The composition of shots is wonderful throughout the film, and many scenes are framed in doorways,
giving a sense of impermanence to events. Even if the characters in a scene are at ease, the fact
that we see them through a doorway implies that whatever equilibrium they might have gained is
only temporary and could leave their lives at any moment.
There is an outstanding scene set in a restaurant "where Hitler used to eat." Emmi
has always wanted to dine there, so after their hasty civil marriage ceremony she takes Ali
inside. She doesn't quite know what to order and settles for the most expensive things on the
menu - including cream of lobster soup and caviar ("good for love, but I don't believe
that"). Struggling with the difference between steaks cooked rare or medium, Emmi allows
the waiter to advise her. Then, when the waiter vanishes, she remarks upon how confusing these
things can be when one isn't used to them. She knows, Ali knows, the audience know, that she
means so much more than just the menu in a fancy eating-place. As the camera slowly pans away
(through yet another doorway) and the couple sit in utter silence, the only sound you can hear
is perhaps that of your heart breaking for these desperately ordinary people.
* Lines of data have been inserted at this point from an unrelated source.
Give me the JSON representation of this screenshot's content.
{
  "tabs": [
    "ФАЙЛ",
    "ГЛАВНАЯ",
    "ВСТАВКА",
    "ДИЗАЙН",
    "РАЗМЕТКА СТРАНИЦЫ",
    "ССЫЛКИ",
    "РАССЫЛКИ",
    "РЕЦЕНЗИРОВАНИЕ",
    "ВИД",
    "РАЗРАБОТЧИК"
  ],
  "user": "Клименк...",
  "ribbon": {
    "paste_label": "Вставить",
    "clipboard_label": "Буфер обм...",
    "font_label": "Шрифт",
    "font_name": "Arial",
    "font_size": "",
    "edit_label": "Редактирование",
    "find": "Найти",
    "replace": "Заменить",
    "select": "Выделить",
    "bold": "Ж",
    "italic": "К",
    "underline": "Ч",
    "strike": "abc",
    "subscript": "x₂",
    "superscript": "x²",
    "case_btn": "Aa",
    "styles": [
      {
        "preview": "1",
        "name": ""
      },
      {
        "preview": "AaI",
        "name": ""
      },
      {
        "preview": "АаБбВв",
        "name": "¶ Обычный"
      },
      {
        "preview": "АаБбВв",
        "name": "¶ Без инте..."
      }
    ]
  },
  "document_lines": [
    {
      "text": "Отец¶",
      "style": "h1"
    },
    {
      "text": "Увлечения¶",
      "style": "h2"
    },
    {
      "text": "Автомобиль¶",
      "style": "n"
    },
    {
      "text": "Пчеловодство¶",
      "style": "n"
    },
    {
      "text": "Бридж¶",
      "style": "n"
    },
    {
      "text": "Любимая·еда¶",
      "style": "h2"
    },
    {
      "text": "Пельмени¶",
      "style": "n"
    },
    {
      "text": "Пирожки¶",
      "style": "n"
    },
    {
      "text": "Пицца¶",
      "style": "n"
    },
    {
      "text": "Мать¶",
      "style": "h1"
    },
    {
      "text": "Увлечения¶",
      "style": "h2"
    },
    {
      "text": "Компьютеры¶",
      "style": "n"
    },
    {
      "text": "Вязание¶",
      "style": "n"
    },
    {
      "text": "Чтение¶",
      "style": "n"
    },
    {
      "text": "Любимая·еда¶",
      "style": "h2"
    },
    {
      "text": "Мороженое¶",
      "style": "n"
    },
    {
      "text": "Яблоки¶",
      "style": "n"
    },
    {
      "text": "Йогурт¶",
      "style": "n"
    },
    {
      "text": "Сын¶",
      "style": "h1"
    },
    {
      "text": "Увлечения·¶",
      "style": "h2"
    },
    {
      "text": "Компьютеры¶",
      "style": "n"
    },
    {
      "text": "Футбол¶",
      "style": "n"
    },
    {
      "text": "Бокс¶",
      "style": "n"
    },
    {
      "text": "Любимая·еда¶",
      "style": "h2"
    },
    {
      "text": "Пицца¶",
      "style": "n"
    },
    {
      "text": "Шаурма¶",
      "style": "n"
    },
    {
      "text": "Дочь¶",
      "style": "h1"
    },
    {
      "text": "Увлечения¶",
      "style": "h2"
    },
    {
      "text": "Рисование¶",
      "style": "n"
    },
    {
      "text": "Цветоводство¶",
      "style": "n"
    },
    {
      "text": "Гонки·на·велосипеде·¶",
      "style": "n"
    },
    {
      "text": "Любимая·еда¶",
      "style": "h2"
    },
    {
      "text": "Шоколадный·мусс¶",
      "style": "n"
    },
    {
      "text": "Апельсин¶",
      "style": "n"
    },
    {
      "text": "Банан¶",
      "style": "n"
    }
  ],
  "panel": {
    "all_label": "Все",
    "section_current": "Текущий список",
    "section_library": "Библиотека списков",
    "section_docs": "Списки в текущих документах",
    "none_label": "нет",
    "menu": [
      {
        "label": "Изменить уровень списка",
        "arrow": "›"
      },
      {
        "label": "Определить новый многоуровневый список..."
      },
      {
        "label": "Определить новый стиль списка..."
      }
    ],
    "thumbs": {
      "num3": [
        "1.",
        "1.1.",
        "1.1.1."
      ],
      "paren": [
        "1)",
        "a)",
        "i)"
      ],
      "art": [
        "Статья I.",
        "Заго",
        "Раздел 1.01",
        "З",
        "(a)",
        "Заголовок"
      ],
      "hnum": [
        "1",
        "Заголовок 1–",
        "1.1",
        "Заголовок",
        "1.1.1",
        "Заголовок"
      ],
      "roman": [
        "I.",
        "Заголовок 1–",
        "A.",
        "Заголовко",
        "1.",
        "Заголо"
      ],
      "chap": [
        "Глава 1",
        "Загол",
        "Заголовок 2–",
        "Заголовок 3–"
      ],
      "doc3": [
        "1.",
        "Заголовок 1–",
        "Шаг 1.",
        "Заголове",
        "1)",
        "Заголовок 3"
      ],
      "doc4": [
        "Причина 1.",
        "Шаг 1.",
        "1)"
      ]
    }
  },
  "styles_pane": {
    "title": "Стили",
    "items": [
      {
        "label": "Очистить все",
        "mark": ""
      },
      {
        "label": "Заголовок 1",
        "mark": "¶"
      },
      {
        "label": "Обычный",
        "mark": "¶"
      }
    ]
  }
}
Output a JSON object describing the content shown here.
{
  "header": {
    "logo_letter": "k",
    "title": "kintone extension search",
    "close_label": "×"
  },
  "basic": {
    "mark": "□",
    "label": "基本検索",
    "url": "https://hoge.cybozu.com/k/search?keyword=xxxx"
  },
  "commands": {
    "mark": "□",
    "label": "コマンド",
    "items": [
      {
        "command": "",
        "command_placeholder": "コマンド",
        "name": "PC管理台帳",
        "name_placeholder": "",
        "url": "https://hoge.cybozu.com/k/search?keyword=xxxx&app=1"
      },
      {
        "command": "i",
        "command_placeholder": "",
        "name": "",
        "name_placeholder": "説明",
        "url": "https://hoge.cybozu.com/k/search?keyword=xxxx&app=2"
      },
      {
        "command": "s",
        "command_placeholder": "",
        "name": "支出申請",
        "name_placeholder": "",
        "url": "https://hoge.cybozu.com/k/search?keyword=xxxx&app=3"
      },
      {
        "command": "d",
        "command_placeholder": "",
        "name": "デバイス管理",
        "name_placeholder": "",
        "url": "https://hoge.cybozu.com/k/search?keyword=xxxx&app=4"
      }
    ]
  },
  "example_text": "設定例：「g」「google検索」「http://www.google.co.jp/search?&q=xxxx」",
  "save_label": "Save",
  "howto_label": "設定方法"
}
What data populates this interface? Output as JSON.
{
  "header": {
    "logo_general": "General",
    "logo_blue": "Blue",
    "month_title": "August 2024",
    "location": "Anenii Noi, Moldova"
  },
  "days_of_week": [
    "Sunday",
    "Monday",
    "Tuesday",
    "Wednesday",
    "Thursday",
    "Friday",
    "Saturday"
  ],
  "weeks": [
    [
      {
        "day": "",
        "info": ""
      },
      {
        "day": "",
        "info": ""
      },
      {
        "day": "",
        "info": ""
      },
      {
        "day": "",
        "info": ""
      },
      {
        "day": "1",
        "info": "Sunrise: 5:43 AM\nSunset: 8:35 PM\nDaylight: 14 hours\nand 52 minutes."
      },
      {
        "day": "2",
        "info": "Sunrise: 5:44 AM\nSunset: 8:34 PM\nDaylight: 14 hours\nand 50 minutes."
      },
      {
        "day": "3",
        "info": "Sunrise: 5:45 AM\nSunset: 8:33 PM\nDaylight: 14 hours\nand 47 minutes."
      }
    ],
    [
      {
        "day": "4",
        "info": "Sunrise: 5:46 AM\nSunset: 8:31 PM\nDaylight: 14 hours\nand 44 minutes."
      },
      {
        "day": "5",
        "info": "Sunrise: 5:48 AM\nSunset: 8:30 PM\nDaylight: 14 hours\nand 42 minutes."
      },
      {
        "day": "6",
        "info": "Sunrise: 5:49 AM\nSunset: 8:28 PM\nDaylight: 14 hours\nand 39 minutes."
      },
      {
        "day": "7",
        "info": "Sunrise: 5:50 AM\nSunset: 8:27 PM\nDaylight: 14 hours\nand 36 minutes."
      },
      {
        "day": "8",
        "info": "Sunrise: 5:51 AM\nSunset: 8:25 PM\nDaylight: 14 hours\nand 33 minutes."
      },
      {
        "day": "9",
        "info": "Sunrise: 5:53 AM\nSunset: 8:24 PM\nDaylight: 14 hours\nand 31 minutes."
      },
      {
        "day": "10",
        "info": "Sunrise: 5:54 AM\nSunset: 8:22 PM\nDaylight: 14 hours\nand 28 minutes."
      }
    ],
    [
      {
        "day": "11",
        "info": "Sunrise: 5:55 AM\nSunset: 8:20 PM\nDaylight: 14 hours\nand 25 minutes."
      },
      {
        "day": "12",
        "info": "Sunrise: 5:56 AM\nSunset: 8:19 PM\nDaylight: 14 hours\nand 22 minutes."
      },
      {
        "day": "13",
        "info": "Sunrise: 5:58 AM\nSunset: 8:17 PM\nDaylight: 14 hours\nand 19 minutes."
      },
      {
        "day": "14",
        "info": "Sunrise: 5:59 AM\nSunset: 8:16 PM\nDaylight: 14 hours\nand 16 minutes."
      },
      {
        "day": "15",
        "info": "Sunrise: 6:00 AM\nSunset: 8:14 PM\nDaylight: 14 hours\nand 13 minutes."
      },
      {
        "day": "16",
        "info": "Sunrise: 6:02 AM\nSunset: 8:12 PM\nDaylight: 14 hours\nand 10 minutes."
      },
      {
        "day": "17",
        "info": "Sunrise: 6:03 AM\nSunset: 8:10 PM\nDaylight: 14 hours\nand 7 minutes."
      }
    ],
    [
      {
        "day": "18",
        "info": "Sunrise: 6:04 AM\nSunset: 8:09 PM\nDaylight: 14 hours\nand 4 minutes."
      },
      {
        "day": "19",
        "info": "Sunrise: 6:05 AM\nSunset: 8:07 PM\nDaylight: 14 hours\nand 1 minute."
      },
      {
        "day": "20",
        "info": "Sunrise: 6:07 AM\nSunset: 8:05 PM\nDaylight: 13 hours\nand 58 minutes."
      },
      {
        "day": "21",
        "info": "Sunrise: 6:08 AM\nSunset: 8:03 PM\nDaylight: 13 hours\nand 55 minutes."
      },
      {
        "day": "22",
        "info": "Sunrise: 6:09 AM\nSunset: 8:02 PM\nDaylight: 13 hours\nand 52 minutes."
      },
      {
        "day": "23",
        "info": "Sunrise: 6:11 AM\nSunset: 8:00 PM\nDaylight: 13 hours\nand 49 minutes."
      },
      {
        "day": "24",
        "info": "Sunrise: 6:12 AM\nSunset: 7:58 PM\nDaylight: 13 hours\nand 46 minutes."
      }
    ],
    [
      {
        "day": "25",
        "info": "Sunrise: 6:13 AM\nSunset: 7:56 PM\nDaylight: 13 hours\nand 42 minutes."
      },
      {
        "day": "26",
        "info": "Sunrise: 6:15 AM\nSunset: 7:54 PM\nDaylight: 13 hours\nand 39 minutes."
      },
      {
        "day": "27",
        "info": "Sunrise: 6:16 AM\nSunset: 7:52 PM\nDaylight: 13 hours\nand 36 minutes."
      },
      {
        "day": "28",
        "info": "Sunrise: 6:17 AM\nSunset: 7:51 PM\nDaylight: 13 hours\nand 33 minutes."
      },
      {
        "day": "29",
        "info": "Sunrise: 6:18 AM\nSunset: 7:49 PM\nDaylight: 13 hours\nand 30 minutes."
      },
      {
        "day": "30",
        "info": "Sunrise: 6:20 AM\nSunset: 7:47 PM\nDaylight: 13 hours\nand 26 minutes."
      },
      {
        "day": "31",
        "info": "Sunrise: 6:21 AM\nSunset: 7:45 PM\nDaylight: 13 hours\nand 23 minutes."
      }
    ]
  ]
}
After they return to Berlin from a short break, people's attitudes seem to have changed towards
them, but this is only on the surface. The shopkeeper wants her back as a customer because he
is losing trade to the supermarket. Her neighbour requires the use of Emmi's space in the cellar
to store her son's belongings. Emmi's son needs her as a babyminder because his wife is returning
to work. Emmi displays a world-weary acceptance of people's hidden motives, and we can almost feel
her sorrow at the compromise she makes by acting as if everything has gone back to normal.
Some reviews I've read complain about the ending of the film - claiming that it feels like
a tacked on happy note. I disagree: the ending is simply yet another reminder that nothing
lasts; everything is subject to change. Despite the doctors curing the stomach ulcer that
forces Ali to collapse, they say that he'll be back in six months with another. It's a
common thing with foreign workers - the stress gets to them. Emmi swears that this will
not happen, but we doubt her ability to prevent it.
Brigitte Mira is mesmerising, giving one of the greatest and most subtle performances
I have ever had the pleasure to watch. She ceases being an actress and becomes this old
lady; quietly yearning for so much more than life has ever offered her. El Hedi ben Salem's
talents are more limited, yet he still manages to convey Ali's sense of dislocation and we
believe that he has fallen in love with a woman so much older than himself. Some of his
dialogue is brilliantly and heartbreaking simple and is helped enormously by his stilted
delivery as the character continually struggles to express himself in a language that is
not his own.
Fassbinder shot this film in something like 15 days, between other projects, and instead
of feeling rushed and cobbled together, the films feels like the director had so little
time that all he filmed was the truth. With scalpel-sharp honesty, it's subtle, understated,
and achieves a sense of beauty and pathos without ever having to resort to cheap sentiment.
Fear Eats The Soul might have its roots in melodrama (Fassbinder cites a major influence
as Douglas Sirk), but its clarity of vision transcends this and produces a vision of such
clarity that it aches. I'll end this review as it began, with the downbeat motto that appears
before the opening credits: "Happiness isn't always fun."